After testing we believe this is caused by CCleaner’s Kamo. This is not a Firefox-specific issue; rather, the data is appended to the user-agent of any browser on the system where Kamo is installed.

1 Like

I’ve had a similar problem to the one described here and I’m very grateful to all that have contributed. You all helped me find the final step in fixing the problem.

In my example I had one user trying to access a web application. Most of it worked but one function consistently failed and the error message complained about a lack of permission. It was only him that had the problem. He normally used Firefox but had the same symptoms when using Chrome. If I used his credentials to log in from a browser on my machine everything worked fine.

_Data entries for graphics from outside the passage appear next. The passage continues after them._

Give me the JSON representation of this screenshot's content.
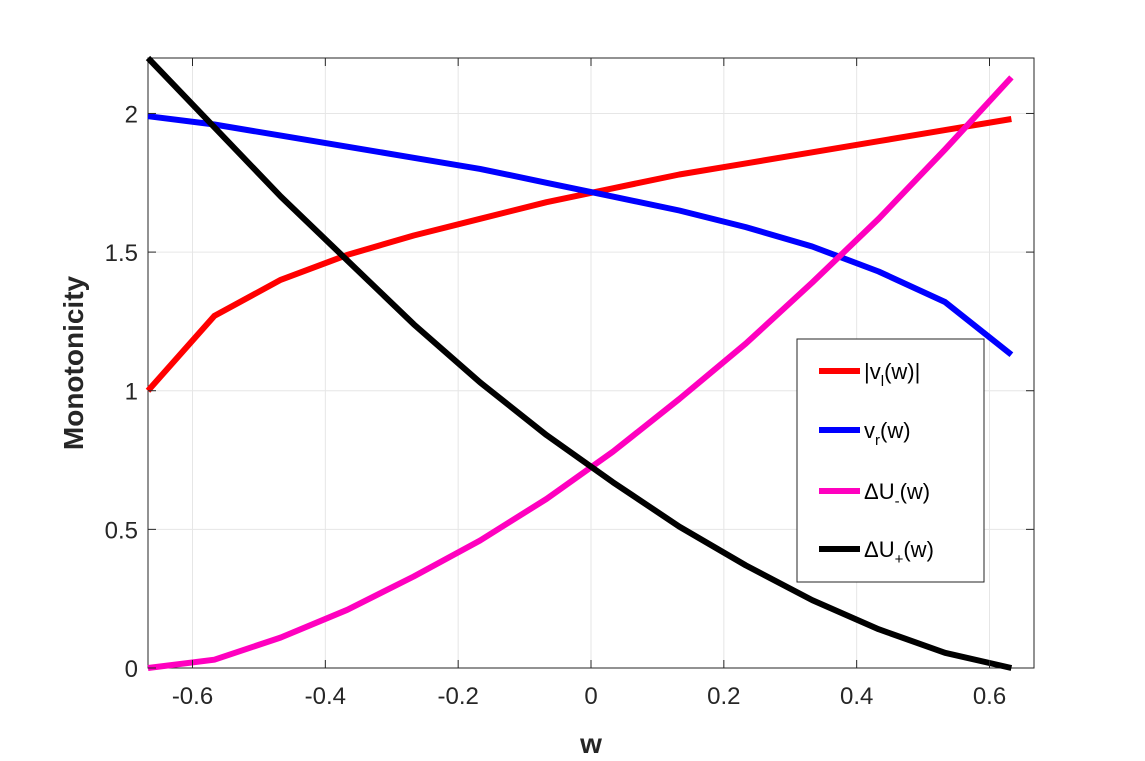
{
  "chart_data": {
    "type": "line",
    "title": "",
    "xlabel": "w",
    "ylabel": "Monotonicity",
    "xlim": [
      -0.667,
      0.667
    ],
    "ylim": [
      0,
      2.2
    ],
    "xticks": [
      "-0.6",
      "-0.4",
      "-0.2",
      "0",
      "0.2",
      "0.4",
      "0.6"
    ],
    "yticks": [
      "0",
      "0.5",
      "1",
      "1.5",
      "2"
    ],
    "grid": true,
    "legend_position": "right",
    "series": [
      {
        "key": "vl",
        "name_main": "|v",
        "name_sub": "l",
        "name_tail": "(w)|",
        "color": "#ff0000",
        "x": [
          -0.667,
          -0.567,
          -0.467,
          -0.367,
          -0.267,
          -0.167,
          -0.067,
          0.033,
          0.133,
          0.233,
          0.333,
          0.433,
          0.533,
          0.633
        ],
        "y": [
          1.0,
          1.27,
          1.4,
          1.49,
          1.56,
          1.62,
          1.68,
          1.73,
          1.78,
          1.82,
          1.86,
          1.9,
          1.94,
          1.98
        ]
      },
      {
        "key": "vr",
        "name_main": "v",
        "name_sub": "r",
        "name_tail": "(w)",
        "color": "#0000ff",
        "x": [
          -0.667,
          -0.567,
          -0.467,
          -0.367,
          -0.267,
          -0.167,
          -0.067,
          0.033,
          0.133,
          0.233,
          0.333,
          0.433,
          0.533,
          0.633
        ],
        "y": [
          1.99,
          1.96,
          1.92,
          1.88,
          1.84,
          1.8,
          1.75,
          1.7,
          1.65,
          1.59,
          1.52,
          1.43,
          1.32,
          1.13
        ]
      },
      {
        "key": "du_minus",
        "name_main": "ΔU",
        "name_sub": "-",
        "name_tail": "(w)",
        "color": "#ff00bf",
        "x": [
          -0.667,
          -0.567,
          -0.467,
          -0.367,
          -0.267,
          -0.167,
          -0.067,
          0.033,
          0.133,
          0.233,
          0.333,
          0.433,
          0.533,
          0.633
        ],
        "y": [
          0.0,
          0.03,
          0.11,
          0.21,
          0.33,
          0.46,
          0.61,
          0.78,
          0.97,
          1.17,
          1.39,
          1.62,
          1.87,
          2.13
        ]
      },
      {
        "key": "du_plus",
        "name_main": "ΔU",
        "name_sub": "+",
        "name_tail": "(w)",
        "color": "#000000",
        "x": [
          -0.667,
          -0.567,
          -0.467,
          -0.367,
          -0.267,
          -0.167,
          -0.067,
          0.033,
          0.133,
          0.233,
          0.333,
          0.433,
          0.533,
          0.633
        ],
        "y": [
          2.2,
          1.95,
          1.7,
          1.47,
          1.24,
          1.03,
          0.84,
          0.67,
          0.51,
          0.37,
          0.245,
          0.14,
          0.055,
          0.0
        ]
      }
    ]
  }
}
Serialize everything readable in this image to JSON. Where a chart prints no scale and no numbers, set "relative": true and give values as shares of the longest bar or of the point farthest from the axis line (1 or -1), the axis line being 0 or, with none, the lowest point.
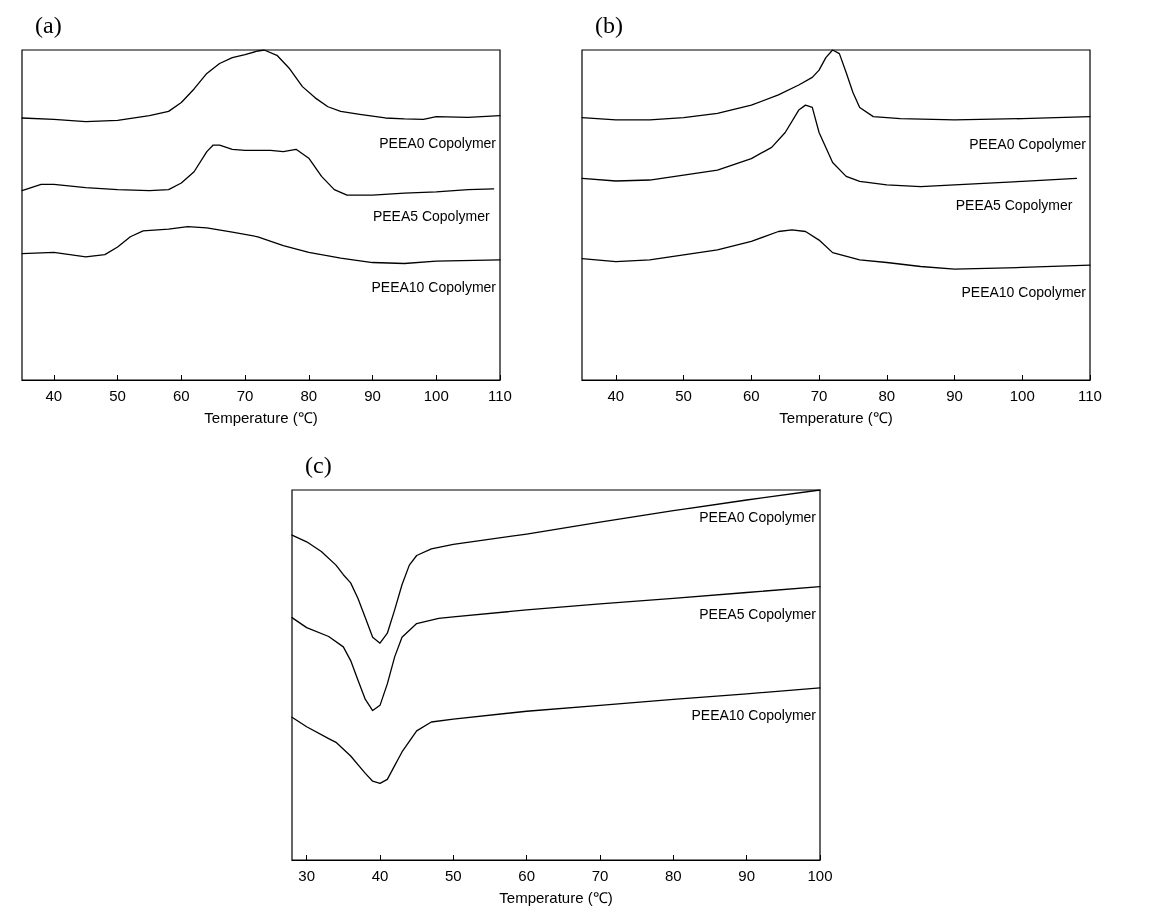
{
  "chart_data": [
    {
      "type": "line",
      "title": "(a)",
      "xlabel": "Temperature (℃)",
      "relative": true,
      "xlim": [
        35,
        110
      ],
      "xticks": [
        40,
        50,
        60,
        70,
        80,
        90,
        100,
        110
      ],
      "grid": false,
      "legend": false,
      "marker": "none",
      "line_style": "solid",
      "series": [
        {
          "name": "PEEA0 Copolymer",
          "color": "#000000",
          "x": [
            35,
            40,
            45,
            50,
            55,
            58,
            60,
            62,
            64,
            66,
            68,
            70,
            72,
            73,
            75,
            77,
            79,
            81,
            83,
            85,
            88,
            92,
            95,
            98,
            100,
            105,
            110
          ],
          "values": [
            0.794,
            0.79,
            0.783,
            0.787,
            0.801,
            0.814,
            0.841,
            0.882,
            0.929,
            0.959,
            0.977,
            0.986,
            0.997,
            1,
            0.984,
            0.943,
            0.889,
            0.855,
            0.828,
            0.814,
            0.805,
            0.794,
            0.791,
            0.79,
            0.798,
            0.796,
            0.801
          ]
        },
        {
          "name": "PEEA5 Copolymer",
          "color": "#000000",
          "x": [
            35,
            38,
            40,
            45,
            50,
            55,
            58,
            60,
            62,
            64,
            65,
            66,
            68,
            70,
            74,
            76,
            78,
            80,
            82,
            84,
            86,
            90,
            95,
            100,
            105,
            109
          ],
          "values": [
            0.574,
            0.593,
            0.593,
            0.583,
            0.577,
            0.574,
            0.577,
            0.597,
            0.631,
            0.692,
            0.712,
            0.712,
            0.699,
            0.696,
            0.696,
            0.692,
            0.699,
            0.672,
            0.617,
            0.577,
            0.56,
            0.56,
            0.566,
            0.57,
            0.577,
            0.579
          ]
        },
        {
          "name": "PEEA10 Copolymer",
          "color": "#000000",
          "x": [
            35,
            40,
            45,
            48,
            50,
            52,
            54,
            58,
            61,
            64,
            68,
            72,
            76,
            80,
            85,
            90,
            95,
            100,
            110
          ],
          "values": [
            0.383,
            0.387,
            0.373,
            0.38,
            0.403,
            0.434,
            0.452,
            0.457,
            0.465,
            0.461,
            0.448,
            0.434,
            0.407,
            0.387,
            0.369,
            0.356,
            0.353,
            0.36,
            0.364
          ]
        }
      ]
    },
    {
      "type": "line",
      "title": "(b)",
      "xlabel": "Temperature (℃)",
      "relative": true,
      "xlim": [
        35,
        110
      ],
      "xticks": [
        40,
        50,
        60,
        70,
        80,
        90,
        100,
        110
      ],
      "grid": false,
      "legend": false,
      "marker": "none",
      "line_style": "solid",
      "series": [
        {
          "name": "PEEA0 Copolymer",
          "color": "#000000",
          "x": [
            35,
            40,
            45,
            50,
            55,
            60,
            64,
            67,
            69,
            70,
            71,
            72,
            73,
            74,
            75,
            76,
            78,
            82,
            90,
            100,
            110
          ],
          "values": [
            0.795,
            0.788,
            0.788,
            0.795,
            0.808,
            0.833,
            0.864,
            0.894,
            0.917,
            0.939,
            0.977,
            1,
            0.989,
            0.932,
            0.871,
            0.826,
            0.798,
            0.792,
            0.788,
            0.792,
            0.798
          ]
        },
        {
          "name": "PEEA5 Copolymer",
          "color": "#000000",
          "x": [
            35,
            40,
            45,
            50,
            55,
            60,
            63,
            65,
            67,
            68,
            69,
            70,
            72,
            74,
            76,
            80,
            85,
            90,
            100,
            108
          ],
          "values": [
            0.611,
            0.603,
            0.606,
            0.621,
            0.636,
            0.671,
            0.705,
            0.75,
            0.818,
            0.833,
            0.826,
            0.75,
            0.659,
            0.617,
            0.602,
            0.591,
            0.586,
            0.591,
            0.602,
            0.611
          ]
        },
        {
          "name": "PEEA10 Copolymer",
          "color": "#000000",
          "x": [
            35,
            40,
            45,
            50,
            55,
            60,
            64,
            66,
            68,
            70,
            72,
            76,
            80,
            85,
            90,
            100,
            110
          ],
          "values": [
            0.368,
            0.359,
            0.364,
            0.379,
            0.394,
            0.42,
            0.45,
            0.455,
            0.45,
            0.424,
            0.386,
            0.364,
            0.356,
            0.344,
            0.336,
            0.341,
            0.348
          ]
        }
      ]
    },
    {
      "type": "line",
      "title": "(c)",
      "xlabel": "Temperature (℃)",
      "relative": true,
      "xlim": [
        28,
        100
      ],
      "xticks": [
        30,
        40,
        50,
        60,
        70,
        80,
        90,
        100
      ],
      "grid": false,
      "legend": false,
      "marker": "none",
      "line_style": "solid",
      "series": [
        {
          "name": "PEEA0 Copolymer",
          "color": "#000000",
          "x": [
            28,
            30,
            32,
            34,
            35,
            36,
            37,
            38,
            39,
            40,
            41,
            42,
            43,
            44,
            45,
            47,
            50,
            60,
            70,
            80,
            90,
            100
          ],
          "values": [
            0.878,
            0.86,
            0.834,
            0.797,
            0.771,
            0.749,
            0.707,
            0.655,
            0.602,
            0.586,
            0.613,
            0.676,
            0.744,
            0.797,
            0.823,
            0.841,
            0.853,
            0.881,
            0.913,
            0.944,
            0.973,
            1
          ]
        },
        {
          "name": "PEEA5 Copolymer",
          "color": "#000000",
          "x": [
            28,
            30,
            33,
            35,
            36,
            37,
            38,
            39,
            40,
            41,
            42,
            43,
            45,
            48,
            50,
            60,
            70,
            80,
            90,
            100
          ],
          "values": [
            0.655,
            0.628,
            0.604,
            0.576,
            0.539,
            0.486,
            0.434,
            0.404,
            0.418,
            0.476,
            0.549,
            0.602,
            0.639,
            0.653,
            0.657,
            0.676,
            0.692,
            0.707,
            0.723,
            0.739
          ]
        },
        {
          "name": "PEEA10 Copolymer",
          "color": "#000000",
          "x": [
            28,
            30,
            33,
            34,
            36,
            38,
            39,
            40,
            41,
            42,
            43,
            45,
            47,
            50,
            60,
            70,
            80,
            90,
            100
          ],
          "values": [
            0.386,
            0.36,
            0.328,
            0.318,
            0.281,
            0.234,
            0.213,
            0.207,
            0.218,
            0.255,
            0.292,
            0.349,
            0.373,
            0.381,
            0.402,
            0.418,
            0.434,
            0.449,
            0.465
          ]
        }
      ]
    }
  ]
}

I had no idea what was causing this so, as I had access to the PHP code, added debugging statements that wrote key information to a log file. It’s not great practice to do this but it was feasible in my case. By comparing a scenario that worked with a scenario that failed I eventually found that the difference between the two was in the HTTP user agent string. My application uses the HTTP user agent string as one of several components to identify a user.

My users’s machine was putting out the following user agent string:

Mozilla/5.0 (Windows NT 10.0; Win64; x64) AppleWebKit/537.36 (KHTML, like Gecko) Chrome/130.0.0.0 Safari/537.36 Unique/97.7.6998.67

When the access failed the user agent string was:

Mozilla/5.0 (Windows NT 10.0; Win64; x64) AppleWebKit/537.36 (KHTML, like Gecko) Chrome/130.0.0.0 Safari/537.36

You can see the addition of “Unique/97.7.6998.67”. None of the other users had this on the user agent string. Looking at this with the benefit of having fixed the problem I can see that the problem wasn’t caused by the presence of the very odd “Unique/97.7.6998.67”.
It was the fact that the user agent string changed between two consecutive accesses (one access had the string and the next one didn’t) that caused the failure with the permissions error, presumably due to a bug in the software that was adding it.

It was by doing a search for firefox, user agent string and unique that I ended up on this forum thread. This thread gave me the clue that the problem lay with anti-tracking software. I had a Zoom call with my affected user and he shared his desktop with me. On his start menu was AVG Anti Track so we went in there and added an exception to tell it not to run anti-track on my site’s domain. This fixed the problem. Thanks all.